Nationwide rail strikes risk cutting off communities in the North of Scotland at the “peak of Scotland’s tourist season,” experts have warned.
Industrial action by the Rail, Maritime and Transport (RMT) union on June 21, 23 and 25 will severely limit the number of services operating for passengers.
Just 180 of ScotRail’s 2,150 daily routes will be in operation – all of which are along key lines in the Central Belt.
Aberdeen and Grampian Chamber of Commerce warned “non-existent” services meant large swathes of the country would be without transport links – adding to weeks of disruption caused by a pay dispute between drivers’ union Aslef and the newly-nationalised rail operator.
The chamber’s policy adviser, Fergus Mutch, said it was a “nightmare” scenario for those travelling north for either business or leisure.
He told BBC Good Morning Scotland: “The skeleton service being proposed which is 180 services out of over 2000 Scotland-wide and none north of the central belt, Aberdeen is being completely cut off.
“We think that’s completely unacceptable, Aberdeen getting the rough end of the deal once again.
“It’s going to be a nightmare, for business travellers, for those going to and from work, people travelling for leisure, evenings out…at the peak of Scotland’s tourist season.
“It’s going to be an absolute disaster. We’ve had severe disruption on our railways for several weeks now and we’re off the back of the most miserable couple of years, it’s going to hit the north-east economy hard.”
Mutch demanded rail bosses install “lifeline” services at the start and end of the day in order to bridge the gap between the throttled timetable.

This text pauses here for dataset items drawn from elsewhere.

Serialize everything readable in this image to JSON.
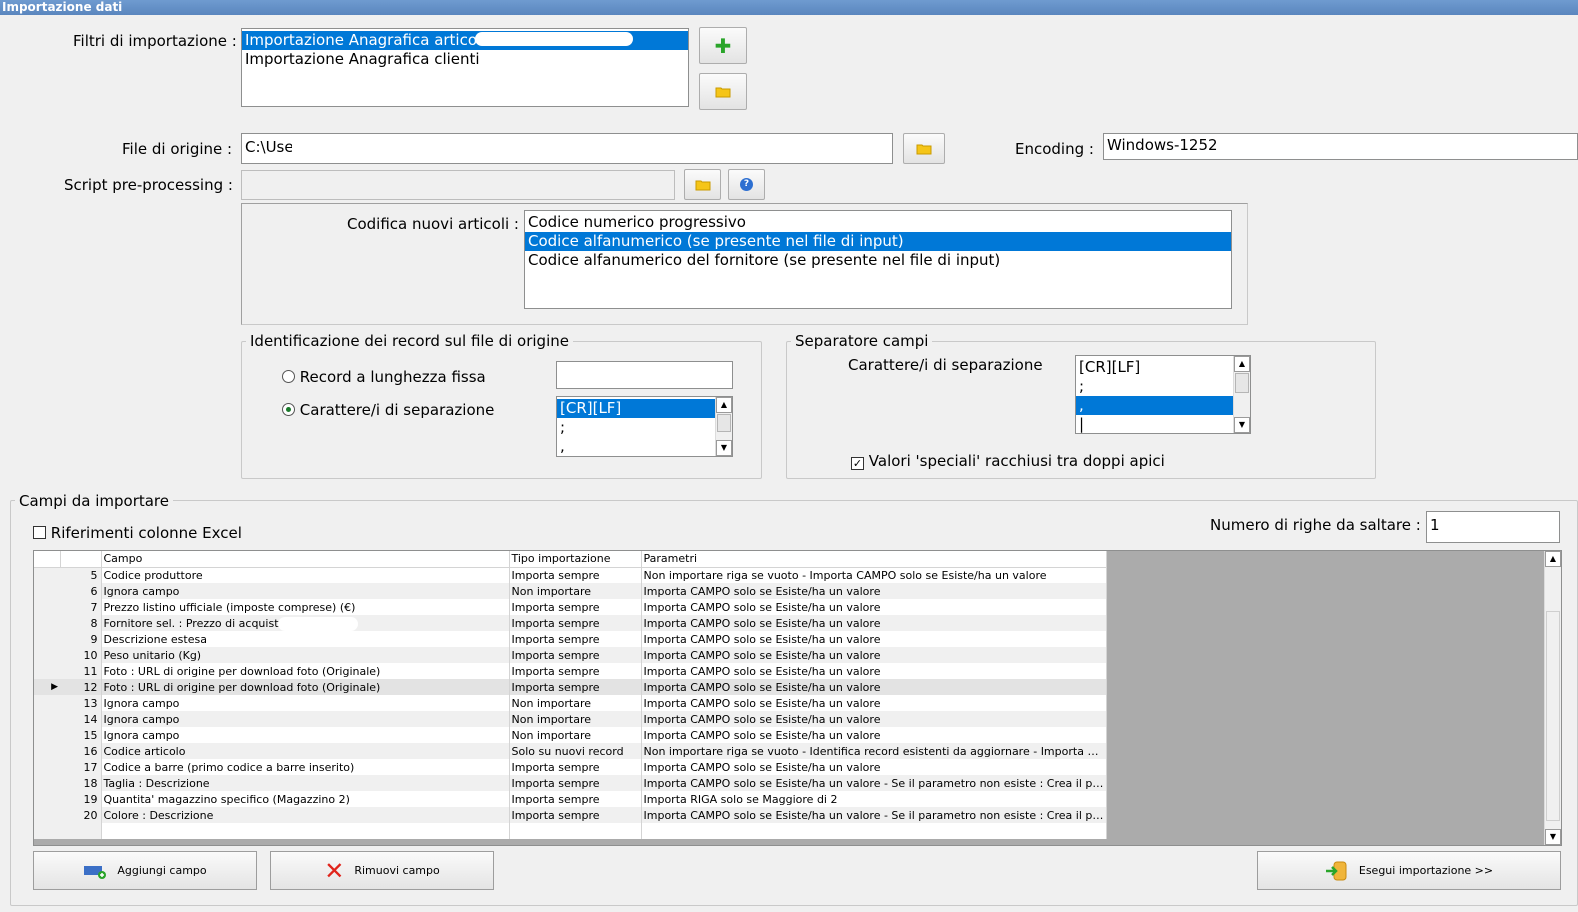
{
  "window": {
    "title": "Importazione dati"
  },
  "filters": {
    "label": "Filtri di importazione :",
    "items": [
      "Importazione Anagrafica articoli",
      "Importazione Anagrafica clienti"
    ],
    "selected_index": 0
  },
  "source": {
    "label": "File di origine :",
    "value": "C:\\Use",
    "encoding_label": "Encoding :",
    "encoding_value": "Windows-1252"
  },
  "script": {
    "label": "Script pre-processing :",
    "value": ""
  },
  "coding": {
    "label": "Codifica nuovi articoli :",
    "items": [
      "Codice numerico progressivo",
      "Codice alfanumerico (se presente nel file di input)",
      "Codice alfanumerico del fornitore (se presente nel file di input)"
    ],
    "selected_index": 1
  },
  "record_id": {
    "title": "Identificazione dei record sul file di origine",
    "fixed_label": "Record a lunghezza fissa",
    "sep_label": "Carattere/i di separazione",
    "selected": "sep",
    "sep_items": [
      "[CR][LF]",
      ";",
      ","
    ],
    "sep_selected_index": 0
  },
  "field_sep": {
    "title": "Separatore campi",
    "label": "Carattere/i di separazione",
    "items": [
      "[CR][LF]",
      ";",
      ",",
      "|"
    ],
    "selected_index": 2,
    "quotes_label": "Valori 'speciali' racchiusi tra doppi apici",
    "quotes_checked": true
  },
  "fields": {
    "title": "Campi da importare",
    "excel_label": "Riferimenti colonne Excel",
    "excel_checked": false,
    "skip_label": "Numero di righe da saltare :",
    "skip_value": "1",
    "columns": [
      "Campo",
      "Tipo importazione",
      "Parametri"
    ],
    "current_row": 12,
    "rows": [
      {
        "n": "5",
        "campo": "Codice produttore",
        "tipo": "Importa sempre",
        "param": "Non importare riga se vuoto - Importa CAMPO solo se Esiste/ha un valore"
      },
      {
        "n": "6",
        "campo": "Ignora campo",
        "tipo": "Non importare",
        "param": "Importa CAMPO solo se Esiste/ha un valore"
      },
      {
        "n": "7",
        "campo": "Prezzo listino ufficiale (imposte comprese) (€)",
        "tipo": "Importa sempre",
        "param": "Importa CAMPO solo se Esiste/ha un valore"
      },
      {
        "n": "8",
        "campo": "Fornitore sel. : Prezzo di acquisto (€)",
        "tipo": "Importa sempre",
        "param": "Importa CAMPO solo se Esiste/ha un valore"
      },
      {
        "n": "9",
        "campo": "Descrizione estesa",
        "tipo": "Importa sempre",
        "param": "Importa CAMPO solo se Esiste/ha un valore"
      },
      {
        "n": "10",
        "campo": "Peso unitario (Kg)",
        "tipo": "Importa sempre",
        "param": "Importa CAMPO solo se Esiste/ha un valore"
      },
      {
        "n": "11",
        "campo": "Foto : URL di origine per download foto (Originale)",
        "tipo": "Importa sempre",
        "param": "Importa CAMPO solo se Esiste/ha un valore"
      },
      {
        "n": "12",
        "campo": "Foto : URL di origine per download foto (Originale)",
        "tipo": "Importa sempre",
        "param": "Importa CAMPO solo se Esiste/ha un valore"
      },
      {
        "n": "13",
        "campo": "Ignora campo",
        "tipo": "Non importare",
        "param": "Importa CAMPO solo se Esiste/ha un valore"
      },
      {
        "n": "14",
        "campo": "Ignora campo",
        "tipo": "Non importare",
        "param": "Importa CAMPO solo se Esiste/ha un valore"
      },
      {
        "n": "15",
        "campo": "Ignora campo",
        "tipo": "Non importare",
        "param": "Importa CAMPO solo se Esiste/ha un valore"
      },
      {
        "n": "16",
        "campo": "Codice articolo",
        "tipo": "Solo su nuovi record",
        "param": "Non importare riga se vuoto - Identifica record esistenti da aggiornare - Importa CAMPO solo ..."
      },
      {
        "n": "17",
        "campo": "Codice a barre (primo codice a barre inserito)",
        "tipo": "Importa sempre",
        "param": "Importa CAMPO solo se Esiste/ha un valore"
      },
      {
        "n": "18",
        "campo": "Taglia : Descrizione",
        "tipo": "Importa sempre",
        "param": "Importa CAMPO solo se Esiste/ha un valore  - Se il parametro non esiste : Crea il parametro u..."
      },
      {
        "n": "19",
        "campo": "Quantita' magazzino specifico (Magazzino 2)",
        "tipo": "Importa sempre",
        "param": "Importa RIGA solo se Maggiore di 2"
      },
      {
        "n": "20",
        "campo": "Colore : Descrizione",
        "tipo": "Importa sempre",
        "param": "Importa CAMPO solo se Esiste/ha un valore  - Se il parametro non esiste : Crea il parametro u..."
      }
    ]
  },
  "buttons": {
    "add_field": "Aggiungi campo",
    "remove_field": "Rimuovi campo",
    "run_import": "Esegui importazione >>"
  },
  "icons": {
    "add": "plus-icon",
    "folder": "folder-icon",
    "help": "help-icon",
    "add_field": "add-field-icon",
    "remove": "red-x-icon",
    "run": "import-icon"
  },
  "colors": {
    "selection": "#0078d7",
    "title_bar": "#6f9bd0"
  }
}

He added: “People need to get to their place of work. We’re already hearing from businesses in the north-east who are feeling the impact..lost revenue in bars and restaurants, in shops and in other businesses.
“At the very least we want to see a morning and an evening ‘lifeline’ service operating on the east coast connecting Aberdeen to the central belt.”
It comes as Aslef warned Scotland’s railways face another month of disruption before drivers decide whether to accept or reject a new pay deal.
Results from union members’ vote on the tabled 5% increase will not be known until at least July 11 when the deadline for returning ballots ends.
Around 700 train services were cut after many drivers refused to work overtime or on on their rest days.